2. Separate draft quality from final quality

Test low, medium, and high quality separately. GPT Image 2 low is attractive for drafts, but GPT Image 1.5 may remain cheaper at square medium/high outputs. Do not average those jobs together.

3. Score outcomes by production criteria

Use a simple rubric:

CriterionWhat to check
Prompt adherenceDid the model follow all non-negotiable details?
Text qualityIs the visible text readable and placed correctly?
Layout structureDoes the image preserve hierarchy, spacing, and composition?
Reference-image fidelityDoes the edited output keep the right subject identity?
Retry countHow many attempts before the image is usable?
Total costWhat did the usable image cost after retries and edits?

The winning model is the one that produces usable assets with fewer operational compromises, not necessarily the one that produces the most impressive isolated sample.

4. Migrate high-upside jobs first

Move these jobs to GPT Image 2 first:

  • new prompt-library experiments
  • high-value marketing assets
  • complex editing tasks
  • UI or poster concepts where layout quality matters
  • workflows where flexible resolution is useful

Keep these on GPT Image 1.5 until tested:

  • stable recurring image templates
  • cost-sensitive square medium/high outputs
  • prompts that already pass review with low retry rates
  • workflows where output consistency matters more than frontier quality

Which model should you use first?

Use GPT Image 2 first when:

  • the project is new
  • the brief is complex
  • reference images matter
  • visual quality matters more than the cheapest medium/high square output
  • flexible sizing helps the final deliverable
  • you want to align with OpenAI's current image-generation model

Use GPT Image 1.5 first when:

  • the prompt is already validated on GPT Image 1.5
  • the output is a square medium/high image and price sensitivity is real
  • you need a known baseline for comparison
  • your workflow already has review rules and fallback prompts built around GPT Image 1.5
  • migration risk matters more than testing the newest model

For most teams, the right answer is not one global switch. It is a routing rule:

GPT Image 2 for new and quality-sensitive work. GPT Image 1.5 for proven legacy flows until GPT Image 2 beats it on your own prompts.

Final verdict

GPT Image 2 should become the first model you test for new OpenAI image-generation workflows. It is now the public state-of-the-art model, supports a newer snapshot, offers broader sizing flexibility, and is better aligned with high-fidelity image input and modern editing workflows.

GPT Image 1.5 should remain in your stack as a baseline and fallback. It is still useful when prompts are already validated, when square medium/high output cost matters, or when you need to measure whether GPT Image 2 actually improves the whole production loop instead of only improving isolated samples.

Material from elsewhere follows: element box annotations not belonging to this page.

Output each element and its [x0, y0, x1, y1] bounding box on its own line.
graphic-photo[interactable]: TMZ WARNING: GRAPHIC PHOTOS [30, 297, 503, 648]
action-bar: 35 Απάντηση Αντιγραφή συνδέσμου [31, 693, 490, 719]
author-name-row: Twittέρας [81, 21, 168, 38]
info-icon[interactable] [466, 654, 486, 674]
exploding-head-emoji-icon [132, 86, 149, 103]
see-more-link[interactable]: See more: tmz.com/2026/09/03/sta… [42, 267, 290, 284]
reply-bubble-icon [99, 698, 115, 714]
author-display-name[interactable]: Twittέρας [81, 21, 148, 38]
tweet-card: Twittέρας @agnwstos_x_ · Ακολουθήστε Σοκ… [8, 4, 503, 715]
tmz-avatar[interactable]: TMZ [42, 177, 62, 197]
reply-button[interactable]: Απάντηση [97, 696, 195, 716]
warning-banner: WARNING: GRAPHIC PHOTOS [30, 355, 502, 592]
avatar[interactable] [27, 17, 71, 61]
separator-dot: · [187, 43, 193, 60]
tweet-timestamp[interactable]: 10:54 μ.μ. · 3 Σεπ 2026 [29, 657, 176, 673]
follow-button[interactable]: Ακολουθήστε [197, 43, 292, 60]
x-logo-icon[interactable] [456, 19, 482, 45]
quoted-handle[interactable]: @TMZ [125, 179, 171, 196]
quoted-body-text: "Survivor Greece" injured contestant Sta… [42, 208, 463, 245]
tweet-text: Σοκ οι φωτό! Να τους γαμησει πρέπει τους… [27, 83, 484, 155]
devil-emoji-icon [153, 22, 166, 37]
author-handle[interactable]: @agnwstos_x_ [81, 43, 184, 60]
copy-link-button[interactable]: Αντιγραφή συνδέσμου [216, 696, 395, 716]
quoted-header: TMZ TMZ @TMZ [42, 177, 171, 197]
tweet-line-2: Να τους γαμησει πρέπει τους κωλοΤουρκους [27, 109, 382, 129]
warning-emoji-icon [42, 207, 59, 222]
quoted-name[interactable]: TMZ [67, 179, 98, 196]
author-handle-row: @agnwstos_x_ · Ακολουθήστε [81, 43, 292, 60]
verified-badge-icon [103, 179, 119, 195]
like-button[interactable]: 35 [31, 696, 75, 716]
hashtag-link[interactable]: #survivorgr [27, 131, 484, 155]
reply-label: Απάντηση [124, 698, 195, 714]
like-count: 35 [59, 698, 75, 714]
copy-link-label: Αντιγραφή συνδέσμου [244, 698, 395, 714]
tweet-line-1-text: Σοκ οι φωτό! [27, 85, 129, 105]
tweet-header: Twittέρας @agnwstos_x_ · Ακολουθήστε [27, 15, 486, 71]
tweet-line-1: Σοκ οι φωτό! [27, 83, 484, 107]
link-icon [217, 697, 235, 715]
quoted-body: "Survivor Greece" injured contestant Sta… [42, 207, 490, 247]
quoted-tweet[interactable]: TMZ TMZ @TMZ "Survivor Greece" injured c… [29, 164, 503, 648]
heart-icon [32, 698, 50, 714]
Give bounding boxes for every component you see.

If you are starting fresh, open the GPT Image 2 workspace and test your real brief there. If you need better starting prompts before testing, use the GPT Image 2 prompts page. If you are migrating an existing workflow, keep the GPT Image 1.5 page as your baseline and compare prompt-by-prompt.

Start from the GPTIMG2 homepage

If you want to move from comparison to testing, start on the GPTIMG2 homepage first. It gives you the shortest path into the current image workflow, prompt library, and model-specific workspace.

Open the GPTIMG2 homepage

FAQ

Is GPT Image 2 officially available now?

Yes. OpenAI now publicly lists gpt-image-2 and the dated snapshot gpt-image-2-2026-04-21 on its model page.

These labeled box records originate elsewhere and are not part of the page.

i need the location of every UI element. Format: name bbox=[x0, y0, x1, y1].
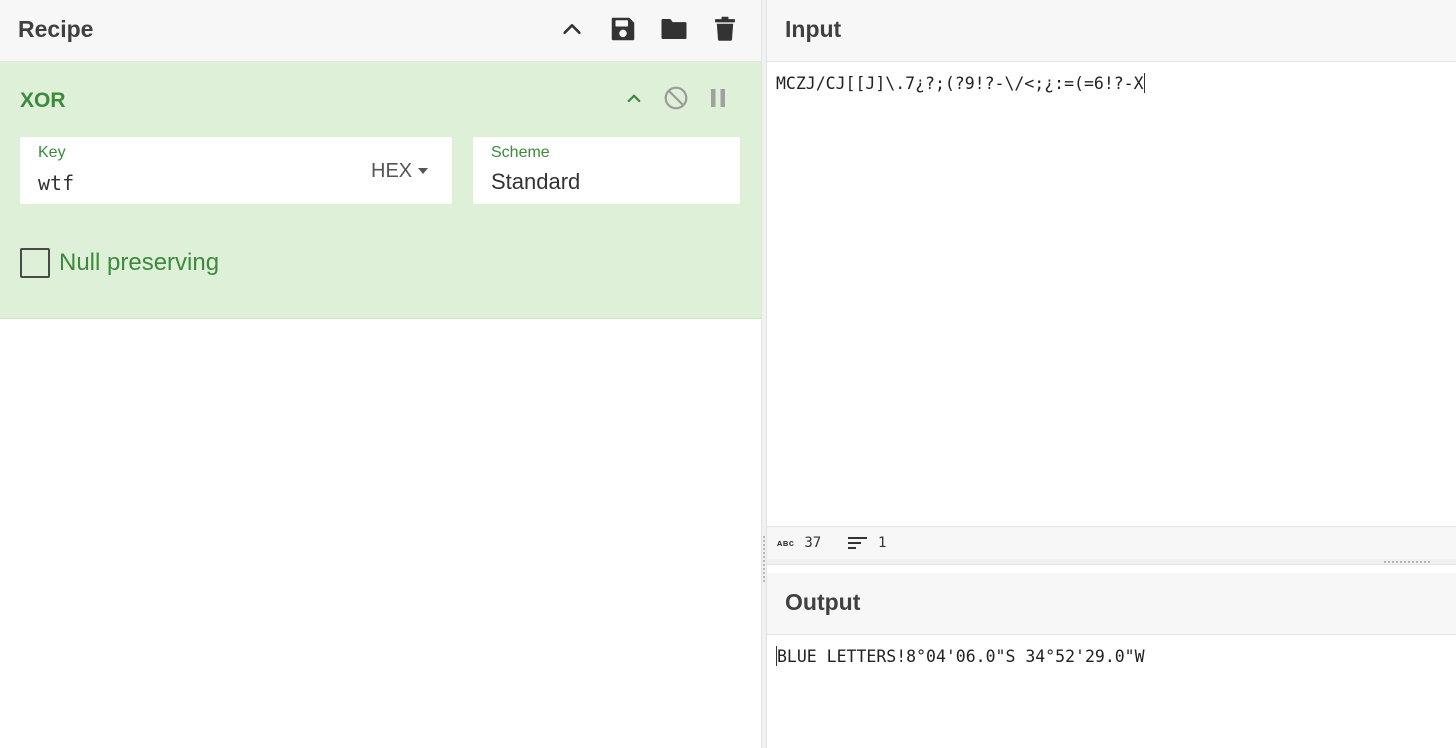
char-count-stat: ᴀʙᴄ 37 bbox=[777, 535, 821, 551]
output-panel: Output BLUE LETTERS!8°04'06.0"S 34°52'29… bbox=[767, 573, 1456, 748]
caret-down-icon bbox=[418, 168, 429, 174]
resize-grip-icon bbox=[1383, 560, 1431, 564]
collapse-all-button[interactable] bbox=[552, 9, 592, 49]
save-icon bbox=[611, 17, 635, 41]
load-recipe-button[interactable] bbox=[654, 9, 694, 49]
scheme-label: Scheme bbox=[491, 144, 550, 161]
text-cursor bbox=[1143, 73, 1145, 93]
char-count: 37 bbox=[804, 535, 822, 551]
horizontal-resizer[interactable] bbox=[767, 559, 1456, 565]
pause-icon bbox=[711, 89, 725, 107]
recipe-header: Recipe bbox=[0, 0, 761, 62]
key-format-value: HEX bbox=[371, 159, 413, 182]
clear-recipe-button[interactable] bbox=[705, 9, 745, 49]
save-recipe-button[interactable] bbox=[603, 9, 643, 49]
chevron-up-icon bbox=[563, 24, 581, 34]
key-field: Key HEX bbox=[20, 137, 452, 204]
line-count: 1 bbox=[878, 535, 887, 551]
input-textarea[interactable]: MCZJ/CJ[[J]\.7¿?;(?9!?-\/<;¿:=(=6!?-X bbox=[776, 73, 1145, 93]
chevron-up-icon bbox=[627, 94, 641, 103]
input-text: MCZJ/CJ[[J]\.7¿?;(?9!?-\/<;¿:=(=6!?-X bbox=[776, 74, 1144, 93]
lines-icon bbox=[848, 537, 867, 549]
input-header: Input bbox=[767, 0, 1456, 62]
disable-operation-button[interactable] bbox=[660, 82, 692, 114]
input-panel: Input MCZJ/CJ[[J]\.7¿?;(?9!?-\/<;¿:=(=6!… bbox=[767, 0, 1456, 559]
output-textarea[interactable]: BLUE LETTERS!8°04'06.0"S 34°52'29.0"W bbox=[776, 646, 1145, 666]
trash-icon bbox=[715, 16, 735, 41]
output-header: Output bbox=[767, 573, 1456, 635]
operation-title: XOR bbox=[20, 89, 66, 112]
input-title: Input bbox=[785, 16, 842, 42]
null-preserving-option[interactable]: Null preserving bbox=[20, 248, 219, 278]
breakpoint-button[interactable] bbox=[702, 82, 734, 114]
key-input[interactable] bbox=[38, 171, 338, 195]
resize-grip-icon bbox=[762, 535, 766, 583]
key-label: Key bbox=[38, 144, 66, 161]
key-format-dropdown[interactable]: HEX bbox=[371, 159, 429, 183]
collapse-operation-button[interactable] bbox=[618, 82, 650, 114]
line-count-stat: 1 bbox=[848, 535, 886, 551]
abc-icon: ᴀʙᴄ bbox=[777, 538, 795, 548]
input-status-bar: ᴀʙᴄ 37 1 bbox=[767, 526, 1456, 559]
recipe-panel: Recipe XOR Key HEX bbox=[0, 0, 761, 748]
scheme-select-value[interactable]: Standard bbox=[491, 169, 580, 195]
output-title: Output bbox=[785, 589, 861, 615]
scheme-field[interactable]: Scheme Standard bbox=[473, 137, 740, 204]
recipe-title: Recipe bbox=[18, 16, 94, 42]
operation-card-xor: XOR Key HEX Scheme Standard Null preserv… bbox=[0, 62, 761, 319]
folder-icon bbox=[661, 19, 687, 39]
null-preserving-checkbox[interactable] bbox=[20, 248, 50, 278]
disable-icon bbox=[664, 86, 688, 110]
null-preserving-label: Null preserving bbox=[59, 249, 220, 276]
output-text: BLUE LETTERS!8°04'06.0"S 34°52'29.0"W bbox=[777, 647, 1145, 666]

Is GPT Image 2 always better than GPT Image 1.5?

No. GPT Image 2 is the newer state-of-the-art model, but your production winner depends on prompt adherence, retry count, output cost, reference-image behavior, and the kind of image you need.

Is GPT Image 2 cheaper than GPT Image 1.5?

Not always. GPT Image 2 is cheaper in the official 1024x1024 low-quality example, but GPT Image 1.5 is cheaper in the 1024x1024 medium and high examples. Compare the exact sizes and quality tiers your workflow uses.

Should I replace GPT Image 1.5 with GPT Image 2?

For new workflows, start with GPT Image 2. For existing production workflows, run GPT Image 2 against your current GPT Image 1.5 prompts first, then migrate only the jobs where it improves quality, retry count, or total cost.